The other statistic that’s going to stick in my head going forward is the percent of people graduating from college in the US who majored in the natural sciences or engineering. Less than one in six. In South Korea, more than 1 in 3 college students graduate with such a major. In China, the statistic is close to 1 in 2.

A lot of the stats he used came from a report called “Rising Above the Gathering Storm, Revisited” which you can download as a free PDF. The original report, which came out five years ago, focused mostly on the physical sciences because at the time funding for biosciences (as a whole) were doing comparatively well after a sustained increase in the budget of the National Institutes of Health*. The updated report makes it clear that since then:

However, shortly after the “doubling” in the health sciences was achieved, the funding for that activity was permitted to erode once again—the exception being a major one-time, two-year funding infusion as part of the American Recovery and Reinvestment Act.

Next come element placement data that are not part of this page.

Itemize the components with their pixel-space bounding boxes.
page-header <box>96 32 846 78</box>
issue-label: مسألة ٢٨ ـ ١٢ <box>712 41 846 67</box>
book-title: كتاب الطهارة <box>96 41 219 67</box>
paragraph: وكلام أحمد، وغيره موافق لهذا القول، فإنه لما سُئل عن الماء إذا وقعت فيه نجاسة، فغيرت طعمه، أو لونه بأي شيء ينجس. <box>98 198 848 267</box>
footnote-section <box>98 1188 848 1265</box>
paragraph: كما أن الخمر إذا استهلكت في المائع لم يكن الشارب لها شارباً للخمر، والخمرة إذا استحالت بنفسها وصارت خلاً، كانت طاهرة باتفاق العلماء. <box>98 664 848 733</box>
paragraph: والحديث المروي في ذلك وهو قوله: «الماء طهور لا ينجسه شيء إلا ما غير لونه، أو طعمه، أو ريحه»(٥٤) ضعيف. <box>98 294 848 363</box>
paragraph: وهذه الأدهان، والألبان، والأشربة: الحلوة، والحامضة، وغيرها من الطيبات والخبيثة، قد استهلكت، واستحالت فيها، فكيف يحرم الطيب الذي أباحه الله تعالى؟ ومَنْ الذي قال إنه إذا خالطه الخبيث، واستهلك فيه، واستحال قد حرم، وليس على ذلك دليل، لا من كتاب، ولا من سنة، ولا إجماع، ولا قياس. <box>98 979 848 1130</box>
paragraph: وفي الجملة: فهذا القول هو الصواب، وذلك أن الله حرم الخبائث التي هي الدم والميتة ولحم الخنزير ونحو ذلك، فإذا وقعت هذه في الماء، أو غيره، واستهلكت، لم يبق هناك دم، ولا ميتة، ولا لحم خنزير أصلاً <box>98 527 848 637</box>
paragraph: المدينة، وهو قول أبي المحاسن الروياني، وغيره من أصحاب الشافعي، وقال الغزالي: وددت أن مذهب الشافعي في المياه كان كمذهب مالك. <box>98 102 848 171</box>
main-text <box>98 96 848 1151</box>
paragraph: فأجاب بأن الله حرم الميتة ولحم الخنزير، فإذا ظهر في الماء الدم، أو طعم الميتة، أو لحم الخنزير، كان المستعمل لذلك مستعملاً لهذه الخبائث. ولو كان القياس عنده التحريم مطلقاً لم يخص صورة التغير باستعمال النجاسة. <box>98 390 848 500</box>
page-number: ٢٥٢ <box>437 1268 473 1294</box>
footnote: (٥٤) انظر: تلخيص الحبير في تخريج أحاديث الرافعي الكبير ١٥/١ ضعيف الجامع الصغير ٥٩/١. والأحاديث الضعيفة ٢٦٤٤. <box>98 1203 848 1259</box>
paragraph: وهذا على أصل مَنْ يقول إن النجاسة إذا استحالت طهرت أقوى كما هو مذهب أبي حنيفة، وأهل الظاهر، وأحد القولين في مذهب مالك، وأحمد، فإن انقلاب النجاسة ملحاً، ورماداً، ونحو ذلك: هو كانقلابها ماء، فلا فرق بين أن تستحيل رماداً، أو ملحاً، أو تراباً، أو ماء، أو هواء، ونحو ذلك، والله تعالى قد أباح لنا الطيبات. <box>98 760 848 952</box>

Many of the findings of the Academies’ study regarding the physical sciences, mathematics and engineering now pertain to the biological sciences as well.

To really visualize what federal research funding looks like as a part of the federal budget, we turn to PhDComics inspire graph “Two Cents on the Dollar“:

*The National Institutes of Health fund research in some way related to human health or disease. National Science Foundation funded bioscience (where the money that plays for research in the REST of bioscience — including plant biology — comes from) is only 2% as much as the budget of NIH (going of the Jorge Cham’s numbers).